他?钟情先是一愣,随即明白,能让苏一剑这样说的人,肯定是夏侯亦派人过来了,只是……现在这个时候他派人过来,难道是北狄要讲和?
钟情和苏一剑对视一眼,苏一剑不情不愿的说道:“说不定是拓跋越要讲和呢,”他一点都不想让钟情和夏侯亦多加接触,只是他更明白,夏侯亦是君钟情是臣,而且钟情不可能也不会放得下威远军。
苏一剑也不可能那么自私,仅仅是为了自己要禁锢钟情。
她应该有更广阔的天空。
“去看看,”钟情站起身来,见苏一剑有些委委屈屈的站在那里,心下一软,伸手捏了捏他明显有些瘦了的脸,“和我一起吧”
苏一剑面上立马就挂上了一抹笑意,他牵着钟情的手,见她没有反对,拉的更紧了些。
前来传令的是夏侯亦的贴身太监元宝,与钟情也是相识,他看到钟情出来的时候面上挂上了一抹喜色,随即有些呆滞的看着被钟情牵着的苏一剑。
这位……是?
“元公公,”钟情并没有在意元宝的失态,虽然这位公公可以说是自小看着她长大的,但是她驻守边关已经许久未和他见过,再说,他是夏侯亦的人。

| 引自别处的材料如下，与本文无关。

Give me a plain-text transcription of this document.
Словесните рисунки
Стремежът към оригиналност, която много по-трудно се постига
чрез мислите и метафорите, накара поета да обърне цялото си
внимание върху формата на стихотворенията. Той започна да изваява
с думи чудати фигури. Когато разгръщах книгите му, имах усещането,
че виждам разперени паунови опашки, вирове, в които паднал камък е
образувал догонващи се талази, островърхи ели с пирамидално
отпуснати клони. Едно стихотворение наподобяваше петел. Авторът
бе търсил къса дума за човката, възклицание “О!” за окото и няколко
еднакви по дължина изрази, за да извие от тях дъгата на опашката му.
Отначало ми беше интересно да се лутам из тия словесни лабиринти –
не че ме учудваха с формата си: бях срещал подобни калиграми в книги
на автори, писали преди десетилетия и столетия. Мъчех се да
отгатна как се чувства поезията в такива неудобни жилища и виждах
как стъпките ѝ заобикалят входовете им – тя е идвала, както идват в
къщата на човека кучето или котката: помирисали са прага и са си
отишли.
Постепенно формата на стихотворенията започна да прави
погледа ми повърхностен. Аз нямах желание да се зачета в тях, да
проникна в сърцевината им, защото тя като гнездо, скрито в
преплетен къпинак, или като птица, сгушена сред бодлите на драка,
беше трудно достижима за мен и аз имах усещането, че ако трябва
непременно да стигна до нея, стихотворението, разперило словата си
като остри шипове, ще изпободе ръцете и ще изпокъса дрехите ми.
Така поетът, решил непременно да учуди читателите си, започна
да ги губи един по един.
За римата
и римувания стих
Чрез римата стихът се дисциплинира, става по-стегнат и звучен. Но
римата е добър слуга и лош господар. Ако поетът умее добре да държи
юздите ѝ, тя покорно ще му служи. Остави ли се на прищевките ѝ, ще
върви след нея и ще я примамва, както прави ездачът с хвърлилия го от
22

之前夏侯亦的所作所为,即使钟情面上不说,但是心里还是有怨恨的,恨他将数十万大军的性命当儿戏,恨他将这边境城民的性命当儿戏。
“元公公远道而来,不知有何事?”钟情比较关心的是,夏侯亦这次想干什么。
“北狄议和,皇上让将军暂且罢手,等待议和的结果。”钟情所料不差,夏侯亦果真差人去和大宣讲和,依照夏侯亦的性子,少不得要狠狠地咬下一块肉下来。
“臣领旨,”钟情躬身恭敬的说道,见元宝看着她好似还有什么话要说一般,钟情出声道:“元公公,可还有事?”
“这……”元宝有些迟疑的看了一眼钟情旁边牵着她的手的苏一剑。
“元公公不必在意,他不是外人”钟情面瘫着一张脸说道。
元宝:“……”
苏一剑先是一怔,随即大喜过望的看着她,不是外人的意思,是内人吗?
“皇上想召您回京,”元宝有些迟疑的看着钟情,他跟了夏侯亦这么多年,对夏侯亦的脾气了解的比他自己都清楚。
夏侯亦和钟情之间的事……元宝深深地看了一眼苏一剑,怕是皇上这一次会真的后悔。
只是这是他们两个人之间的事,况且夏侯亦还是皇上,也没有他说话的地方。
“您帮我禀告皇上,就说边疆局势未定,臣愿永驻边境,”钟情想都没有的说道,回去京城?她还回得来吗?